Prognostic significance of serum microcystin in hepatocellular carcinoma has not been well investigated. The aim of the study was to reveal the relationship between serum microcystin-LR and prognosis in these patients. There were 650 early-stage hepatitis B-induced hepatocellular carcinoma patients, who were not affected by hepatitis C, cirrhosis, heavy drinking or excessive aflatoxin exposure. All of them underwent hepatectomy and were followed up for 5 years. Tumor relapse and overall death were recorded. Blood specimens were collected on admission and at the time of relapse. Serum levels of microcystin-LR and fluorescent oxidation products (FlOP_360, FlOP_320 and FlOP_400) were measured separately using enzyme-linked immunosorbent assay and fluorescence spectrometry. Multifactorial COX regression analysis suggested that serum microcystin-LR ≥ 0.97 ng/ml was associated with the increased risk of the tumor relapse (HR: 1.53, 95% CI: 1.35-1.77) and serum microcystin-LR ≥ 1.09 ng/ml was related to the higher risk of the overall death (HR: 1.58, 95% CI: 1.35-1.84) in the follow-up period.
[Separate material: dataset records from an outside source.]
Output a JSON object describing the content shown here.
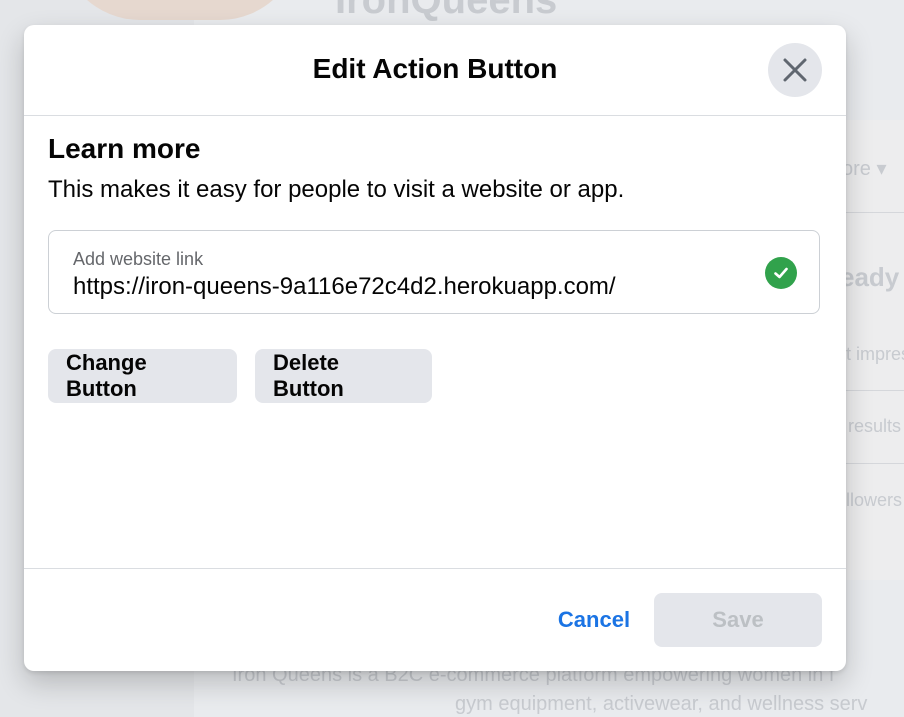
{
  "background": {
    "page_title": "IronQueens",
    "more_label": "ore",
    "ready_label": "eady",
    "impressions_label": "t impres",
    "results_label": "results",
    "followers_label": "llowers",
    "about_line1": "Iron Queens is a B2C e-commerce platform empowering women in f",
    "about_line2": "gym equipment, activewear, and wellness serv"
  },
  "modal": {
    "title": "Edit Action Button",
    "close_icon": "close-icon",
    "section_title": "Learn more",
    "section_description": "This makes it easy for people to visit a website or app.",
    "link_field": {
      "label": "Add website link",
      "value": "https://iron-queens-9a116e72c4d2.herokuapp.com/",
      "status_icon": "check-circle-icon",
      "status_color": "#31a24c"
    },
    "change_button_label": "Change Button",
    "delete_button_label": "Delete Button",
    "cancel_label": "Cancel",
    "save_label": "Save",
    "accent_color": "#1b74e4"
  }
}
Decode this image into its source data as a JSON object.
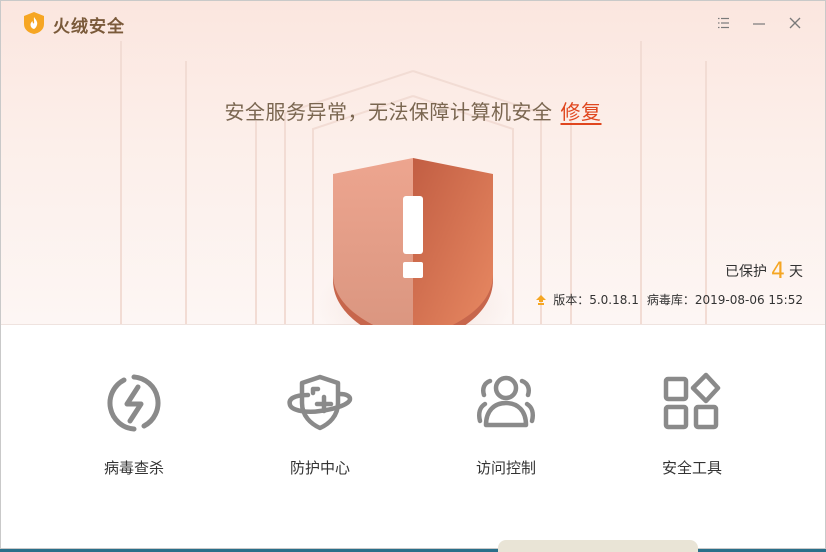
{
  "app": {
    "title": "火绒安全"
  },
  "window_controls": {
    "menu_icon": "menu-icon",
    "minimize_icon": "minimize-icon",
    "close_icon": "close-icon"
  },
  "status": {
    "message": "安全服务异常，无法保障计算机安全",
    "repair_label": "修复"
  },
  "protection": {
    "prefix": "已保护",
    "days": "4",
    "suffix": "天"
  },
  "version": {
    "version_label": "版本：",
    "version_value": "5.0.18.1",
    "db_label": "病毒库：",
    "db_value": "2019-08-06 15:52"
  },
  "features": [
    {
      "label": "病毒查杀",
      "icon": "lightning-circle-icon"
    },
    {
      "label": "防护中心",
      "icon": "shield-plus-icon"
    },
    {
      "label": "访问控制",
      "icon": "users-icon"
    },
    {
      "label": "安全工具",
      "icon": "grid-tools-icon"
    }
  ],
  "colors": {
    "accent": "#e0461e",
    "brand_title": "#7a5a3a",
    "days_number": "#f5a623",
    "shield_light": "#eea48e",
    "shield_dark": "#c96a4e",
    "icon_gray": "#8a8a8a"
  }
}
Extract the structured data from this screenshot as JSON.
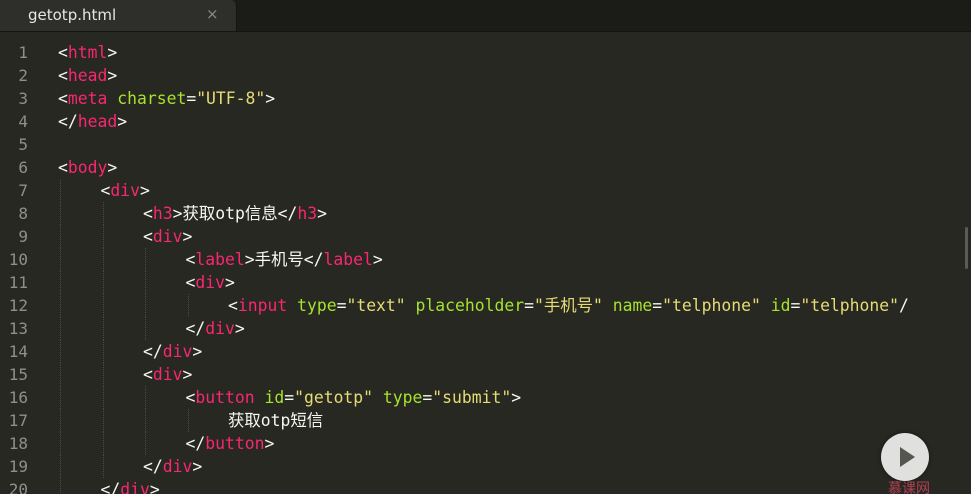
{
  "tab": {
    "title": "getotp.html",
    "close_glyph": "×"
  },
  "colors": {
    "background": "#272822",
    "tag": "#f92672",
    "attribute": "#a6e22e",
    "string": "#e6db74",
    "text": "#f8f8f2",
    "line_number": "#8f908a"
  },
  "lines": [
    {
      "num": "1",
      "indent": 0,
      "tokens": [
        [
          "p",
          "<"
        ],
        [
          "tag",
          "html"
        ],
        [
          "p",
          ">"
        ]
      ]
    },
    {
      "num": "2",
      "indent": 0,
      "tokens": [
        [
          "p",
          "<"
        ],
        [
          "tag",
          "head"
        ],
        [
          "p",
          ">"
        ]
      ]
    },
    {
      "num": "3",
      "indent": 0,
      "tokens": [
        [
          "p",
          "<"
        ],
        [
          "tag",
          "meta"
        ],
        [
          "p",
          " "
        ],
        [
          "attr",
          "charset"
        ],
        [
          "p",
          "="
        ],
        [
          "str",
          "\"UTF-8\""
        ],
        [
          "p",
          ">"
        ]
      ]
    },
    {
      "num": "4",
      "indent": 0,
      "tokens": [
        [
          "p",
          "</"
        ],
        [
          "tag",
          "head"
        ],
        [
          "p",
          ">"
        ]
      ]
    },
    {
      "num": "5",
      "indent": 0,
      "tokens": []
    },
    {
      "num": "6",
      "indent": 0,
      "tokens": [
        [
          "p",
          "<"
        ],
        [
          "tag",
          "body"
        ],
        [
          "p",
          ">"
        ]
      ]
    },
    {
      "num": "7",
      "indent": 1,
      "tokens": [
        [
          "p",
          "<"
        ],
        [
          "tag",
          "div"
        ],
        [
          "p",
          ">"
        ]
      ]
    },
    {
      "num": "8",
      "indent": 2,
      "tokens": [
        [
          "p",
          "<"
        ],
        [
          "tag",
          "h3"
        ],
        [
          "p",
          ">"
        ],
        [
          "text",
          "获取otp信息"
        ],
        [
          "p",
          "</"
        ],
        [
          "tag",
          "h3"
        ],
        [
          "p",
          ">"
        ]
      ]
    },
    {
      "num": "9",
      "indent": 2,
      "tokens": [
        [
          "p",
          "<"
        ],
        [
          "tag",
          "div"
        ],
        [
          "p",
          ">"
        ]
      ]
    },
    {
      "num": "10",
      "indent": 3,
      "tokens": [
        [
          "p",
          "<"
        ],
        [
          "tag",
          "label"
        ],
        [
          "p",
          ">"
        ],
        [
          "text",
          "手机号"
        ],
        [
          "p",
          "</"
        ],
        [
          "tag",
          "label"
        ],
        [
          "p",
          ">"
        ]
      ]
    },
    {
      "num": "11",
      "indent": 3,
      "tokens": [
        [
          "p",
          "<"
        ],
        [
          "tag",
          "div"
        ],
        [
          "p",
          ">"
        ]
      ]
    },
    {
      "num": "12",
      "indent": 4,
      "tokens": [
        [
          "p",
          "<"
        ],
        [
          "tag",
          "input"
        ],
        [
          "p",
          " "
        ],
        [
          "attr",
          "type"
        ],
        [
          "p",
          "="
        ],
        [
          "str",
          "\"text\""
        ],
        [
          "p",
          " "
        ],
        [
          "attr",
          "placeholder"
        ],
        [
          "p",
          "="
        ],
        [
          "str",
          "\"手机号\""
        ],
        [
          "p",
          " "
        ],
        [
          "attr",
          "name"
        ],
        [
          "p",
          "="
        ],
        [
          "str",
          "\"telphone\""
        ],
        [
          "p",
          " "
        ],
        [
          "attr",
          "id"
        ],
        [
          "p",
          "="
        ],
        [
          "str",
          "\"telphone\""
        ],
        [
          "p",
          "/"
        ]
      ]
    },
    {
      "num": "13",
      "indent": 3,
      "tokens": [
        [
          "p",
          "</"
        ],
        [
          "tag",
          "div"
        ],
        [
          "p",
          ">"
        ]
      ]
    },
    {
      "num": "14",
      "indent": 2,
      "tokens": [
        [
          "p",
          "</"
        ],
        [
          "tag",
          "div"
        ],
        [
          "p",
          ">"
        ]
      ]
    },
    {
      "num": "15",
      "indent": 2,
      "tokens": [
        [
          "p",
          "<"
        ],
        [
          "tag",
          "div"
        ],
        [
          "p",
          ">"
        ]
      ]
    },
    {
      "num": "16",
      "indent": 3,
      "tokens": [
        [
          "p",
          "<"
        ],
        [
          "tag",
          "button"
        ],
        [
          "p",
          " "
        ],
        [
          "attr",
          "id"
        ],
        [
          "p",
          "="
        ],
        [
          "str",
          "\"getotp\""
        ],
        [
          "p",
          " "
        ],
        [
          "attr",
          "type"
        ],
        [
          "p",
          "="
        ],
        [
          "str",
          "\"submit\""
        ],
        [
          "p",
          ">"
        ]
      ]
    },
    {
      "num": "17",
      "indent": 4,
      "tokens": [
        [
          "text",
          "获取otp短信"
        ]
      ]
    },
    {
      "num": "18",
      "indent": 3,
      "tokens": [
        [
          "p",
          "</"
        ],
        [
          "tag",
          "button"
        ],
        [
          "p",
          ">"
        ]
      ]
    },
    {
      "num": "19",
      "indent": 2,
      "tokens": [
        [
          "p",
          "</"
        ],
        [
          "tag",
          "div"
        ],
        [
          "p",
          ">"
        ]
      ]
    },
    {
      "num": "20",
      "indent": 1,
      "tokens": [
        [
          "p",
          "</"
        ],
        [
          "tag",
          "div"
        ],
        [
          "p",
          ">"
        ]
      ]
    }
  ],
  "overlay": {
    "play_icon": "play-icon",
    "watermark": "慕课网"
  }
}
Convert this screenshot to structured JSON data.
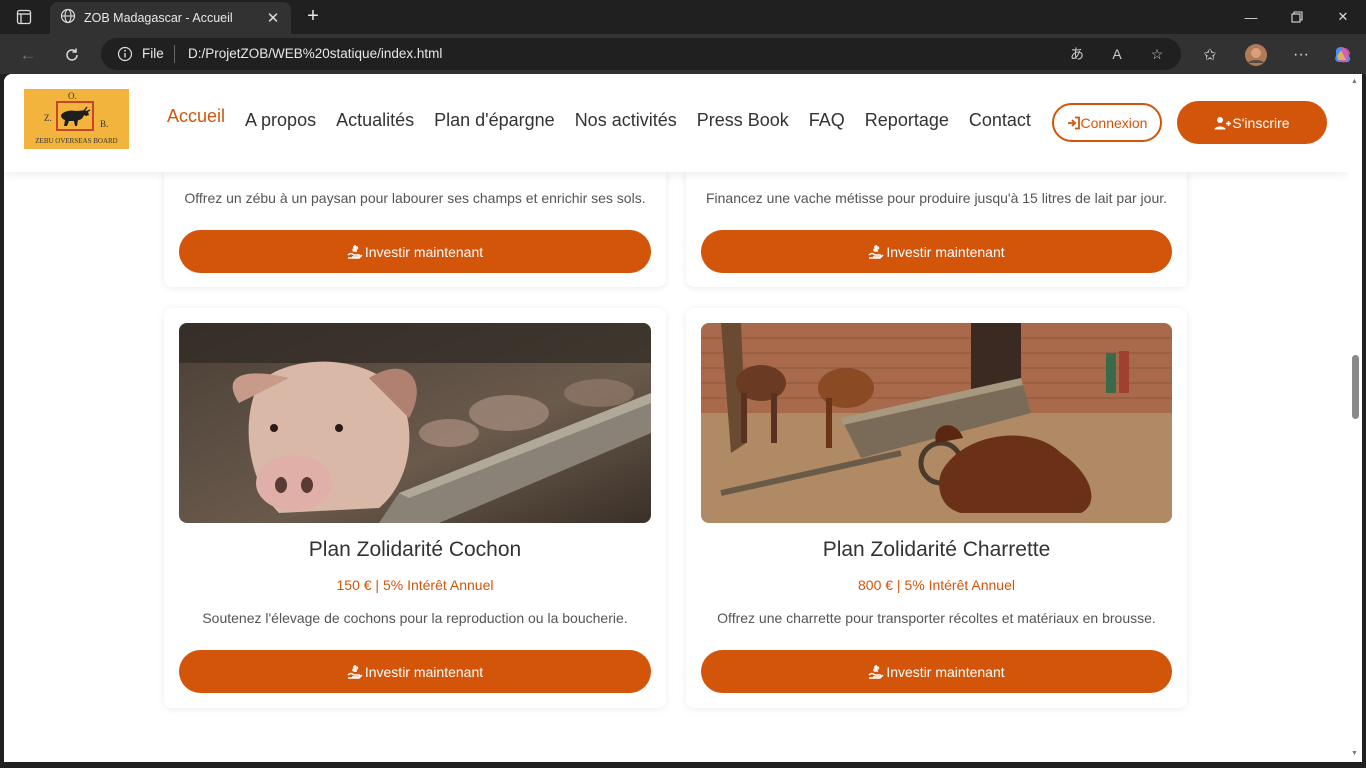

Furthermore, there was a linear relationship between serum level of microcystin-LR and serum levels of FlOP_360, FlOP_320 and FlOP_400 (P = 0.001, P = 0.023, P = 0.047). Serum levels of these fluorescent oxidation products were also higher in the patients with tumor relapse (P < 0.001, P < 0.001, P = 0.001) or overall death (P < 0.001, P = 0.001, P = 0.002) compared with the remaining patients. Serum microcystin-LR independently worsens the prognosis partly through promoting oxidative stress in patients with hepatocellular carcinoma.